Rabbi Kahane was a very cordial guest, and paid attention to my small children. He told my five year old son to notice that “there is Shabbat in your soup!” He also told us that when he blessed his own children every Friday night, he would add the words, “May you always know what is important in life, and what is not.”
I was reminded of this lesson, this past Shabbat. We were planning on lighting our Chanukah candles, together with other hotel visitors. I was one of the few who diligently brought an oil Menorah that would burn the necessary thirty minutes after the stars came out. Other people were not aware of this detail of Jewish law, and lit wax candles.
As I was preparing to light my oil Menorah, I turned my head for a moment, only to realize that someone had mistakenly lit it. I was very disappointed that I was now unable to properly perform the Chanukah ritual.

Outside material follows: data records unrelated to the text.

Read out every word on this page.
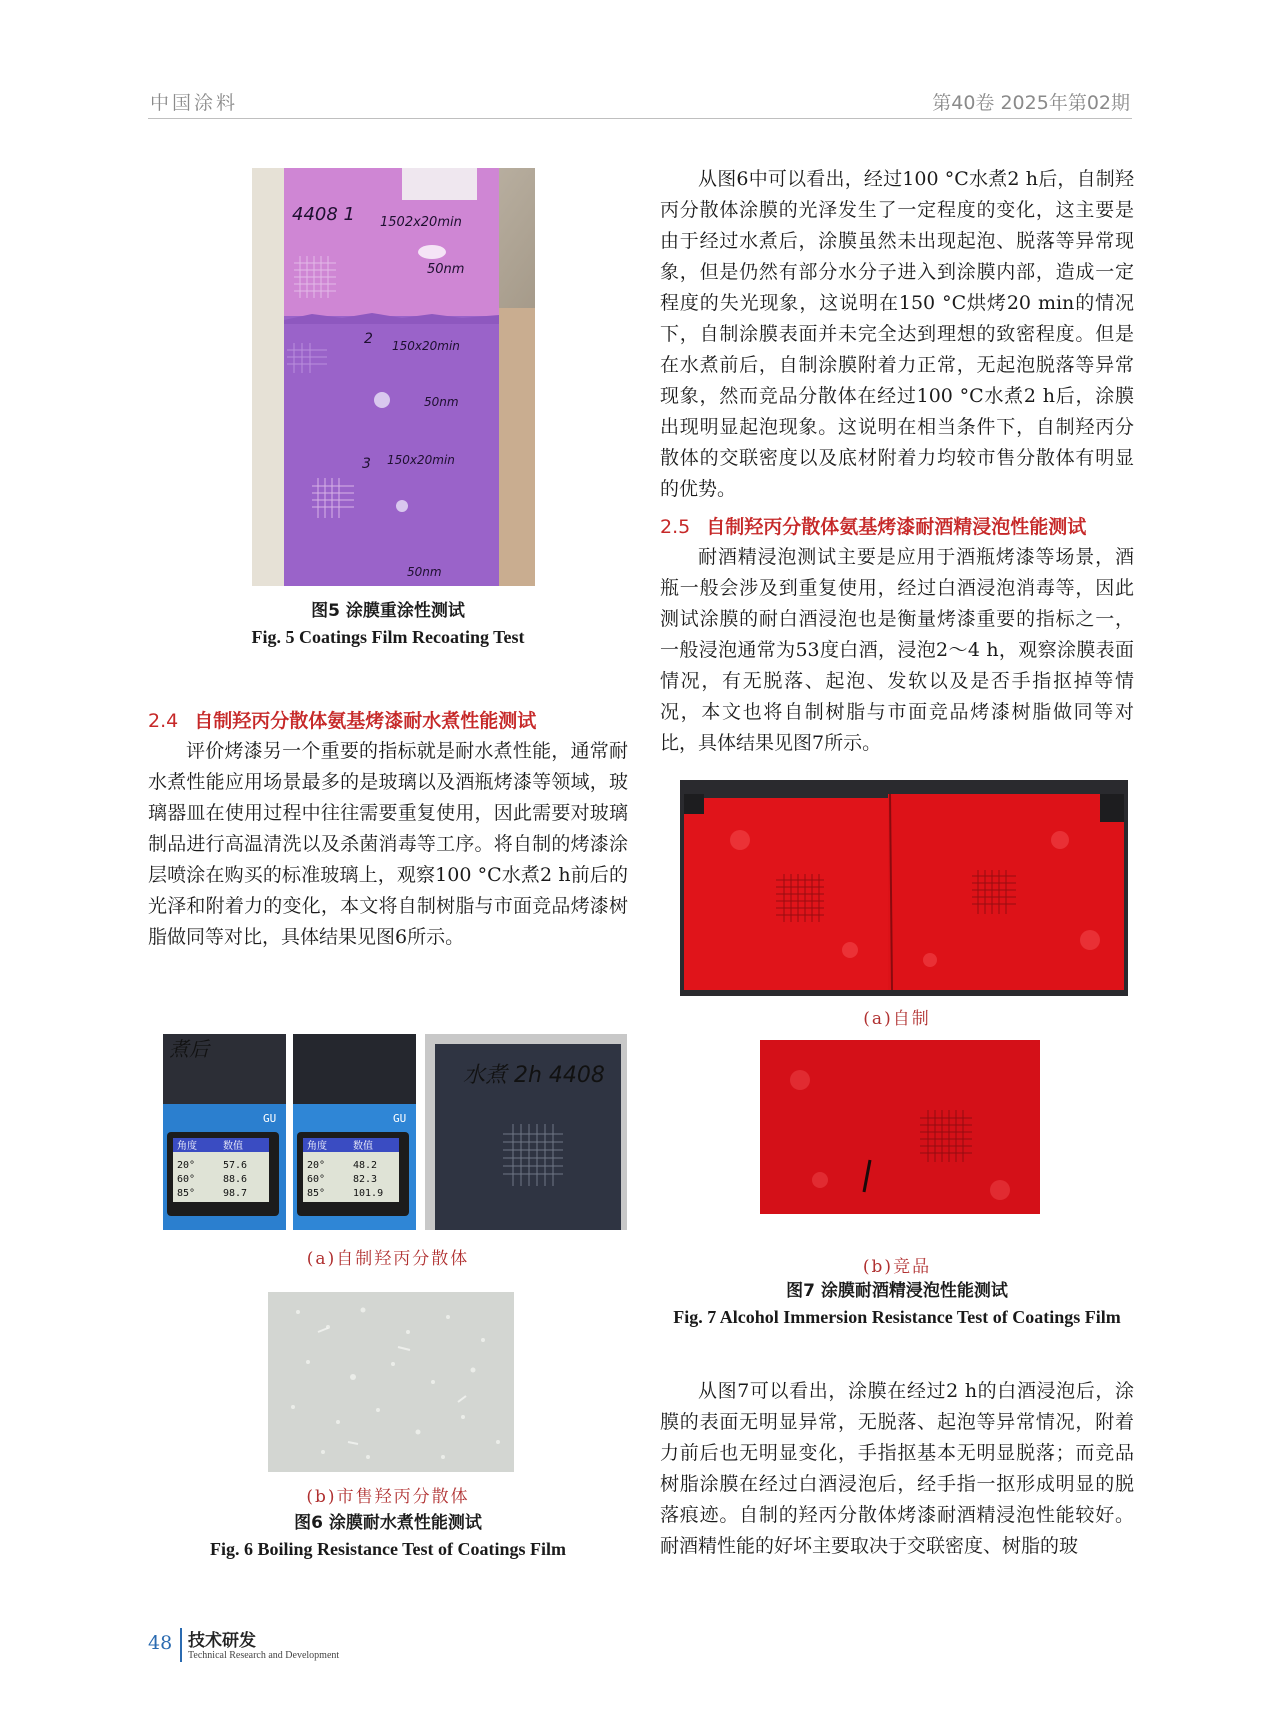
中国涂料	第40卷 2025年第02期
4408 1 1502x20min
50nm
2 150x20min
50nm
3 150x20min
50nm
图5 涂膜重涂性测试
Fig. 5 Coatings Film Recoating Test
2.4 自制羟丙分散体氨基烤漆耐水煮性能测试

评价烤漆另一个重要的指标就是耐水煮性能，通常耐水煮性能应用场景最多的是玻璃以及酒瓶烤漆等领域，玻璃器皿在使用过程中往往需要重复使用，因此需要对玻璃制品进行高温清洗以及杀菌消毒等工序。将自制的烤漆涂层喷涂在购买的标准玻璃上，观察100 °C水煮2 h前后的光泽和附着力的变化，本文将自制树脂与市面竞品烤漆树脂做同等对比，具体结果见图6所示。

煮后
水煮 2h 4408
角度	数值
GU
20°	57.6
60°	88.6
85°	98.7
角度	数值
GU
20°	48.2
60°	82.3
85°	101.9
(a)自制羟丙分散体
(b)市售羟丙分散体
图6 涂膜耐水煮性能测试
Fig. 6 Boiling Resistance Test of Coatings Film

从图6中可以看出，经过100 °C水煮2 h后，自制羟丙分散体涂膜的光泽发生了一定程度的变化，这主要是由于经过水煮后，涂膜虽然未出现起泡、脱落等异常现象，但是仍然有部分水分子进入到涂膜内部，造成一定程度的失光现象，这说明在150 °C烘烤20 min的情况下，自制涂膜表面并未完全达到理想的致密程度。但是在水煮前后，自制涂膜附着力正常，无起泡脱落等异常现象，然而竞品分散体在经过100 °C水煮2 h后，涂膜出现明显起泡现象。这说明在相当条件下，自制羟丙分散体的交联密度以及底材附着力均较市售分散体有明显的优势。

2.5 自制羟丙分散体氨基烤漆耐酒精浸泡性能测试

耐酒精浸泡测试主要是应用于酒瓶烤漆等场景，酒瓶一般会涉及到重复使用，经过白酒浸泡消毒等，因此测试涂膜的耐白酒浸泡也是衡量烤漆重要的指标之一，一般浸泡通常为53度白酒，浸泡2～4 h，观察涂膜表面情况，有无脱落、起泡、发软以及是否手指抠掉等情况，本文也将自制树脂与市面竞品烤漆树脂做同等对比，具体结果见图7所示。

(a)自制
(b)竞品
图7 涂膜耐酒精浸泡性能测试
Fig. 7 Alcohol Immersion Resistance Test of Coatings Film

从图7可以看出，涂膜在经过2 h的白酒浸泡后，涂膜的表面无明显异常，无脱落、起泡等异常情况，附着力前后也无明显变化，手指抠基本无明显脱落；而竞品树脂涂膜在经过白酒浸泡后，经手指一抠形成明显的脱落痕迹。自制的羟丙分散体烤漆耐酒精浸泡性能较好。耐酒精性能的好坏主要取决于交联密度、树脂的玻

48 技术研发
Technical Research and Development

I randomly struck up a conversation with a nice looking, religious man. I said to him, “Can you believe how some people could be so thoughtless and now I didn’t fulfill my Chanukah obligation.” That gentleman put me in my place, in a way that I will never forget.
He politely told me that I shouldn’t get upset over such trivialities. His son had gone to the festival on October seventh. He left the house at four a.m., and was murdered by six thirty a.m.
I told him how sorry I was for him, and later, watched him say Kaddish. I thought back to the wise words of Rabbi Kahane. We must never lose perspective of what is truly important in life, and what is not.